On Living Beyond Limits, the New Jersey-based band kicks things off with “The New Movement,” a fierce, rhythmically grandiose song overflowing with funky bass lines, swirling keyboards and expertly-delivered lyrical rapping. The three-minute opening package sets the stage for the listener’s introduction to the offbeat Class 6 fusion of slamming pop, hip-hop, and rock.
“Nostalgia” represents exactly what the title implies and stands out as a bit of a musical conundrum… how is it that a group of six young guys (some of whom are still in high school) are so introspective and wistful? How do they even know the true inner meaning of nostalgia, and how do they express it in song so effectively? Well, they do perfectly capture that longing-for-better-days and thoughtful reflection typically only experienced much later in life within the lyrics in “Nostalgia.”

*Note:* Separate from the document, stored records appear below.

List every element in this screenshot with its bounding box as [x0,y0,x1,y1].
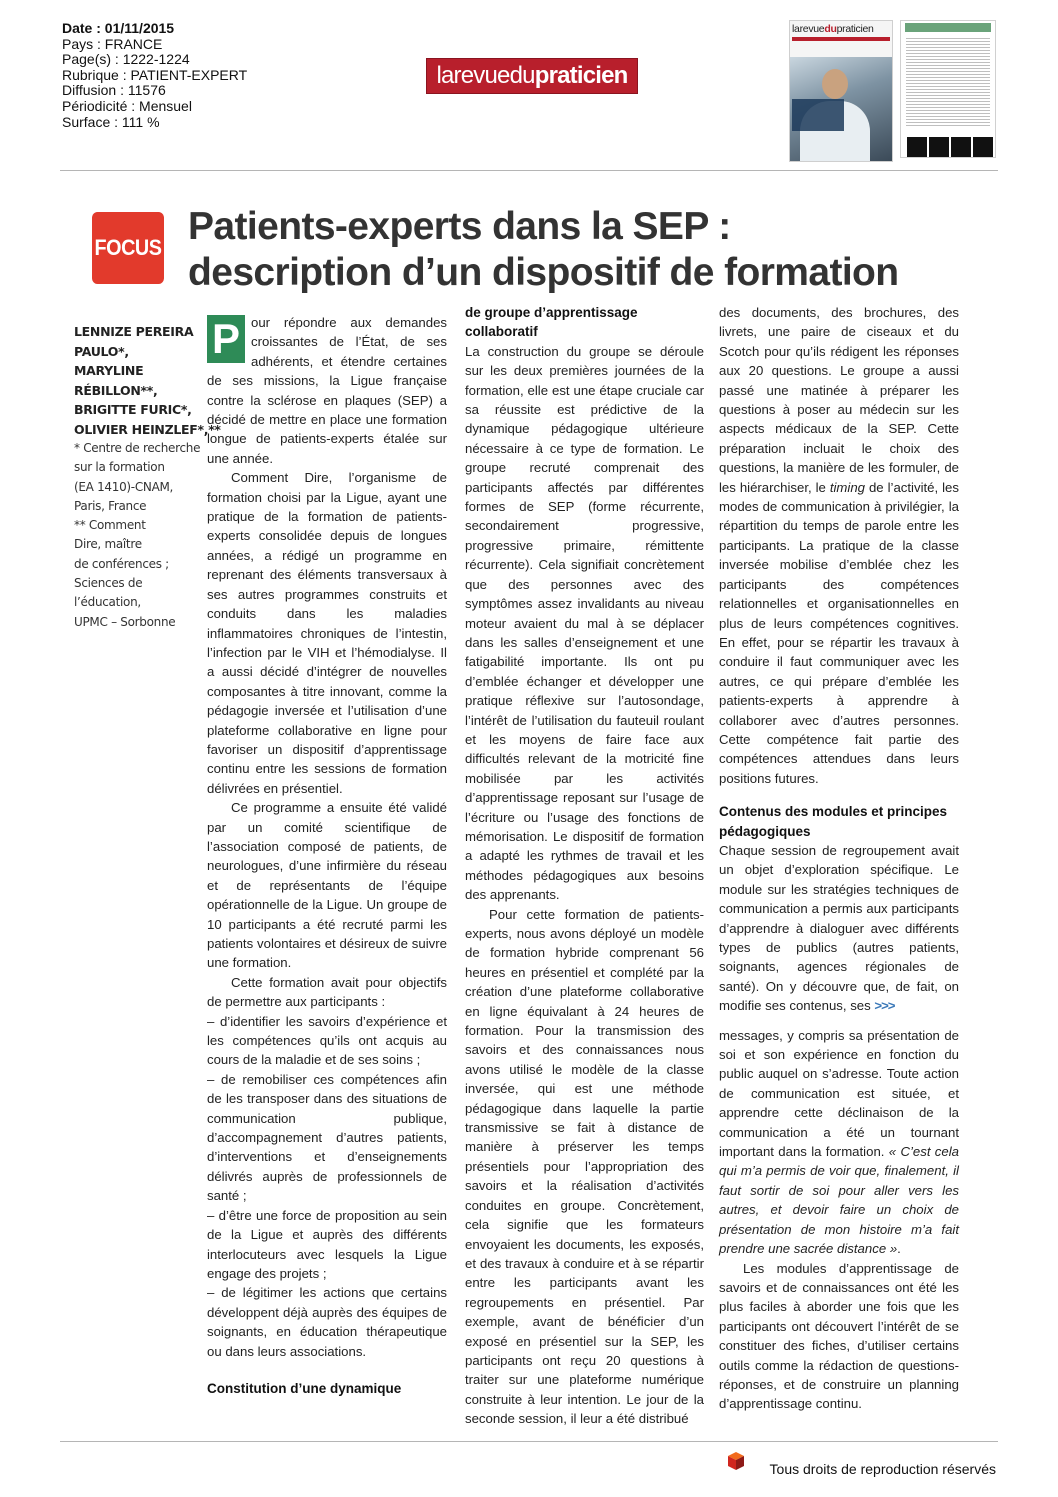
paragraph: Comment Dire, l’organisme de formation choisi par la Ligue, ayant une pratique de la formation de patients-experts consolidée depuis de longues années, a rédigé un programme en reprenant des éléments transversaux à ses autres programmes construits et conduits dans les maladies inflammatoires chroniques de l’intestin, l’infection par le VIH et l’hémodialyse. Il a aussi décidé d’intégrer de nouvelles composantes à titre innovant, comme la pédagogie inversée et l’utilisation d’une plateforme collaborative en ligne pour favoriser un dispositif d’apprentissage continu entre les sessions de formation délivrées en présentiel. [207,470,447,796]
publication-logo: la revue du praticien [426,58,638,94]
author-name-line: BRIGITTE FURIC*, [74,402,192,417]
affiliation-line: Paris, France [74,498,147,513]
quote: « C’est cela qui m’a permis de voir que, finalement, il faut sortir de soi pour aller vers les autres, et devoir faire un choix de présentation de mon histoire m’a fait prendre une sacrée distance » [719,1144,960,1257]
affiliation-line: sur la formation [74,460,165,475]
title-line-2: description d’un dispositif de formation [188,251,899,294]
affiliation-line: * Centre de recherche [74,441,201,455]
paragraph: messages, y compris sa présentation de soi et son expérience en fonction du public auquel on s’adresse. Toute action de communication est située, et apprendre cette déclinaison de la communication a été un tournant important dans la formation. « C’est cela qui m’a permis de voir que, finalement, il faut sortir de soi pour aller vers les autres, et devoir faire un choix de présentation de mon histoire m’a fait prendre une sacrée distance ». [719,1027,960,1257]
author-affiliations [74,439,201,632]
drop-cap: P [207,315,245,363]
paragraph: Cette formation avait pour objectifs de permettre aux participants : [207,974,447,1010]
affiliation-line: UPMC – Sorbonne [74,614,176,629]
paragraph: Chaque session de regroupement avait un objet d’exploration spécifique. Le module sur les stratégies techniques de communication a permis aux participants d’apprendre à dialoguer avec différents types de publics (autres patients, soignants, agences régionales de santé). On y découvre que, de fait, on modifie ses contenus, ses >>> [719,842,959,1014]
cube-logo-icon [726,1451,746,1471]
affiliation-line: de conférences ; [74,556,169,571]
article-title [188,204,988,296]
meta-frequency: Périodicité : Mensuel [62,97,192,114]
paragraph: P our répondre aux demandes croissantes de l’État, de ses adhérents, et étendre certaines de ses missions, la Ligue française contre la sclérose en plaques (SEP) a décidé de mettre en place une formation longue de patients-experts étalée sur une année. [207,315,447,466]
list-item: – d’identifier les savoirs d’expérience et les compétences qu’ils ont acquis au cours de la maladie et de ses soins ; [207,1013,447,1068]
paragraph: des documents, des brochures, des livrets, une paire de ciseaux et du Scotch pour qu’ils rédigent les réponses aux 20 questions. Le groupe a aussi passé une matinée à préparer les questions à poser au médecin sur les aspects médicaux de la SEP. Cette préparation incluait le choix des questions, la manière de les formuler, de les hiérarchiser, le timing de l’activité, les modes de communication à privilégier, la répartition du temps de parole entre les participants. La pratique de la classe inversée mobilise d’emblée chez les participants des compétences relationnelles et organisationnelles en plus de leurs compétences cognitives. En effet, pour se répartir les travaux à conduire il faut communiquer avec les autres, ce qui prépare d’emblée les patients-experts à apprendre à collaborer avec d’autres personnes. Cette compétence fait partie des compétences attendues dans leurs positions futures. [719,305,959,786]
affiliation-line: l’éducation, [74,595,141,610]
footer-divider [60,1441,998,1442]
meta-section: Rubrique : PATIENT-EXPERT [62,66,248,83]
focus-badge: FOCUS [92,212,164,284]
affiliation-line: Sciences de [74,576,143,591]
author-name-line: OLIVIER HEINZLEF*,** [74,421,221,437]
author-name-line: MARYLINE [74,363,144,378]
meta-pages: Page(s) : 1222-1224 [62,51,190,68]
list-item: – d’être une force de proposition au sein de la Ligue et auprès des différents interlocuteurs avec lesquels la Ligue engage des projets ; [207,1207,447,1281]
continued-arrow: >>> [874,998,895,1014]
affiliation-line: (EA 1410)-CNAM, [74,479,174,494]
meta-surface: Surface : 111 % [62,113,160,130]
meta-country: Pays : FRANCE [62,35,163,52]
author-name-line: RÉBILLON**, [74,382,158,398]
author-names [74,322,221,439]
affiliation-line: ** Comment [74,518,146,533]
header-divider [60,170,998,171]
paragraph: La construction du groupe se déroule sur les deux premières journées de la formation, elle est une étape cruciale car sa réussite est prédictive de la dynamique pédagogique ultérieure nécessaire à ce type de formation. Le groupe recruté comprenait des participants affectés par différentes formes de SEP (forme récurrente, secondairement progressive, progressive primaire, rémittente récurrente). Cela signifiait concrètement que des personnes avec des symptômes assez invalidants au niveau moteur avaient du mal à se déplacer dans les salles d’enseignement et une fatigabilité importante. Ils ont pu d’emblée échanger et développer une pratique réflexive sur l’autosondage, l’intérêt de l’utilisation du fauteuil roulant et les moyens de faire face aux difficultés relevant de la motricité fine mobilisée par les activités d’apprentissage reposant sur l’usage de l’écriture ou l’usage des fonctions de mémorisation. Le dispositif de formation a adapté les rythmes de travail et les méthodes pédagogiques aux besoins des apprenants. [465,343,704,903]
author-name-line: LENNIZE PEREIRA [74,324,194,339]
article-column-3 [719,303,959,1414]
article-column-1 [207,313,447,1398]
list-item: – de légitimer les actions que certains développent déjà auprès des équipes de soignants, en éducation thérapeutique ou dans leurs associations. [207,1285,447,1359]
affiliation-line: Dire, maître [74,537,142,552]
paragraph: Ce programme a ensuite été validé par un comité scientifique de l’association composé de patients, de neurologues, d’une infirmière du réseau et de représentants de l’équipe opérationnelle de la Ligue. Un groupe de 10 participants a été recruté parmi les patients volontaires et désireux de suivre une formation. [207,800,447,971]
press-metadata [62,21,247,130]
title-line-1: Patients-experts dans la SEP : [188,205,731,248]
magazine-cover-thumbnail: larevuedupraticien [789,20,893,162]
section-heading: Constitution d’une dynamique [207,1380,402,1396]
list-item: – de remobiliser ces compétences afin de les transposer dans des situations de communication publique, d’accompagnement d’autres patients, d’interventions et d’enseignements délivrés auprès de professionnels de santé ; [207,1071,447,1204]
copyright-notice: Tous droits de reproduction réservés [769,1461,996,1477]
page-thumbnail [900,20,996,158]
section-heading: Contenus des modules et principes pédagogiques [719,804,948,839]
author-name-line: PAULO*, [74,343,129,359]
paragraph: Les modules d’apprentissage de savoirs et de connaissances ont été les plus faciles à aborder une fois que les participants ont découvert l’intérêt de se constituer des fiches, d’utiliser certains outils comme la rédaction de questions-réponses, et de construire un planning d’apprentissage continu. [719,1260,959,1412]
section-heading: de groupe d’apprentissage collaboratif [465,305,638,340]
article-column-2 [465,303,704,1429]
authors-block [74,322,221,632]
meta-date: Date : 01/11/2015 [62,20,175,36]
paragraph: Pour cette formation de patients-experts, nous avons déployé un modèle de formation hybride comprenant 56 heures en présentiel et complété par la création d’une plateforme collaborative en ligne équivalant à 24 heures de formation. Pour la transmission des savoirs et des connaissances nous avons utilisé le modèle de la classe inversée, qui est une méthode pédagogique dans laquelle la partie transmissive se fait à distance de manière à préserver les temps présentiels pour l’appropriation des savoirs et la réalisation d’activités conduites en groupe. Concrètement, cela signifie que les formateurs envoyaient les documents, les exposés, et des travaux à conduire et à se répartir entre les participants avant les regroupements en présentiel. Par exemple, avant de bénéficier d’un exposé en présentiel sur la SEP, les participants ont reçu 20 questions à traiter sur une plateforme numérique construite à leur intention. Le jour de la seconde session, il leur a été distribué [465,906,704,1427]
meta-circulation: Diffusion : 11576 [62,82,166,99]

“You know you been there/Nostalgia in the air/It’s more than what you wear or how you rock ya hair/Do you recall?/It’s what made you who you are.” That street-smart sentiment in “Nostalgia” shows Class 6’s foundation is firmly planted in their youth with an eye for their future.
If Class 6 has a ‘love song,’ it is the riff-heavy “Catchin’ Fire,” a bass-popping, bittersweet tale about meeting a girl at a club and falling fast and hard for her, only to find out she’s bad news and not “Ms. Right” in the end. Unlike much of their rock and hip hop contemporaries, “Catchin’ Fire” is a jaded story of female deception and disappointment, but it stops far short of the vile and hatred so commonplace in music lyrics today. Class 6 shows you can write about love gone wrong, mind games and cheating without coming across as a woman hating perverted ego maniac.
“Triumph” comes in at just the right redemptive moment on Living Beyond Limits to remind us all that everything in life happens for a reason – the good, the bad, and everything in between. Again, like the over-the-top bragging and self-aggrandizing of so many others in the music industry, Class 6 manages to rise above that and keep things classy while letting others know how they overcame adversity and negativity together as a band.
Lyrically and musically, the band stands tall and confident without being cocky, they are morally upright without the accompanying superiority complex, and they exhibit stellar musical skills. No song captures all of that better than “Misguided.” They’re probably the first band to use the phrase “family values” in a song that wasn’t ridiculing the concept of family values. They’re not saying they’re squeaky clean either – they’re just saying it’s cool to have a strong set of core beliefs and to write and rap about them with pride and conviction. More power to ‘em.”